Personal information
- Full name: Henry Robson
- Born: 1 August 1904 Perkinsville, County Durham, England
- Died: 31 August 1968 (aged 64) Chester-le-Street, County Durham, England
- Batting: Left-handed
- Bowling: Slow left-arm orthodox

Domestic team information
- 1939: Minor Counties
- 1932–1949: Northumberland

Career statistics
| Competition | First-class |
| Matches | 1 |
| Runs scored | 3 |
| Batting average | 3.00 |
| 100s/50s | –/– |
| Top score | 3 |
| Balls bowled | 200 |
| Wickets | 4 |
| Bowling average | 31.00 |
| 5 wickets in innings | – |
| 10 wickets in match | – |
| Best bowling | 4/80 |
| Catches/stumpings | –/– |
- Source: Cricinfo, 16 August 2012

= Harry Robson =

English cricketer

Henry 'Harry' Robson (1 August 1904 - 31 August 1968) was an English cricketer. Robson was a left-handed batsman who bowled slow left-arm orthodox. He was born at Perkinsville, County Durham.

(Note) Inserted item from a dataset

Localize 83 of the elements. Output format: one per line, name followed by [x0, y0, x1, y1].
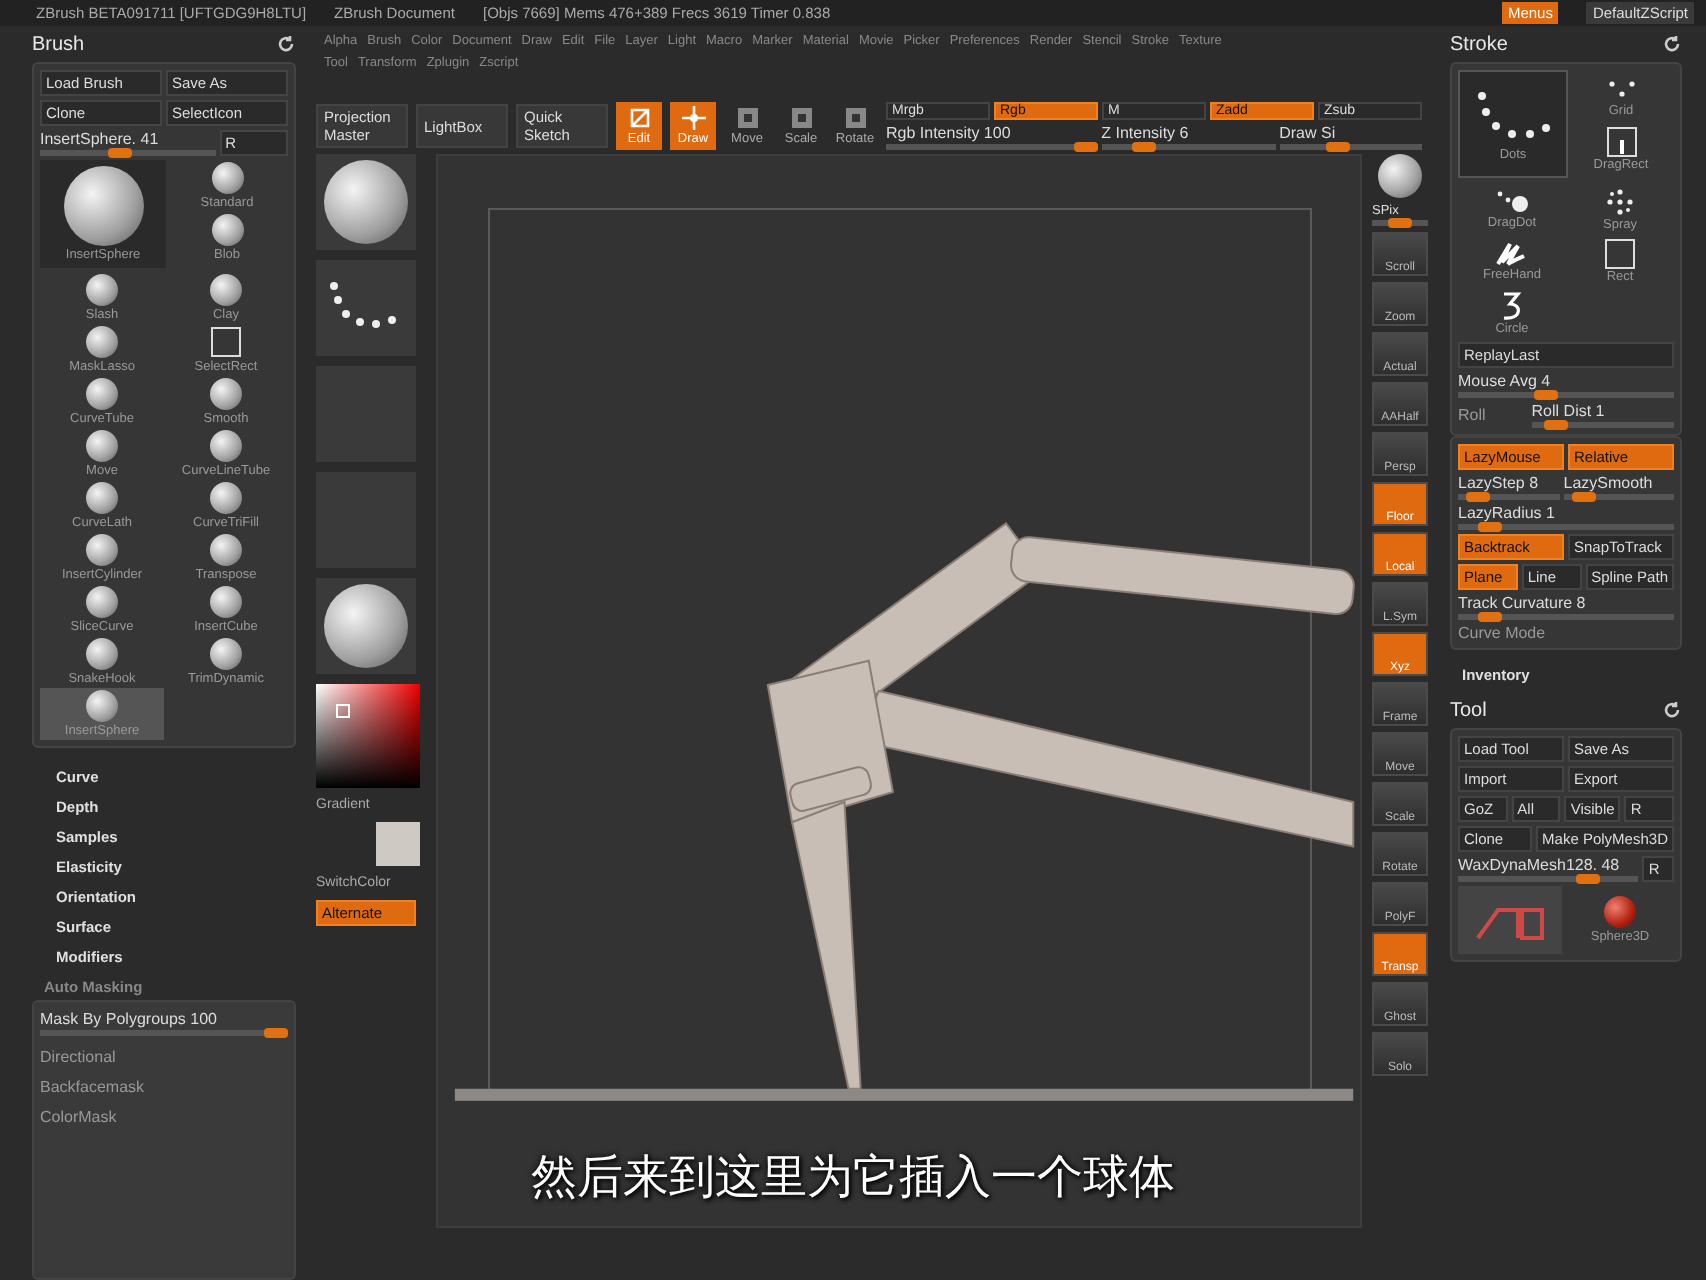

Robson qualified to play for Northumberland through his residence in the county, making his debut for it against Durham in the 1932 Minor Counties Championship. Before World War II, Robson made 65 appearances for the county in the Minor Counties Championship. Playing minor counties cricket for Northumberland allowed Robson to be selected to play for a representative Minor Counties cricket team, making a single first-class appearance for the team against the touring West Indians at Lord's in 1939. The West Indians won the toss and elected to bat first, making 370 all out, with Robson taking the wickets of Vic Stollmeyer, Jeff Stollmeyer, Gerry Gomez and Foffie Williams, to finish with figures of 4/80 from sixteen overs, which were also the best bowling figures in the innings. The Minor Counties then made 306 all out in their first-innings, with Robson the last man out when he was dismissed for 3 runs by Rolph Grant. The West Indians then reached 138/4 in their second-innings, in which Robson bowled nine wicketless overs for the cost of 44 runs, with the match declared a draw at this point.

After World War II, Robson returned to playing minor counties cricket for Northumberland, making an additional 24 appearances in the Minor Counties Championship, the last of which came against the Yorkshire Second XI in 1949. Described by Wisden as "one of the best spin bowlers ever produced by the North East of England", he took over 300 wickets for Northumberland, with his most successful season coming in 1939 when he took 48 wickets at an average of 19.31. He also played cricket in the Lancashire League for Haslingden. Outside of cricket, he worked as a plumber. He died at Chester-le-Street, County Durham, on 31 August 1968.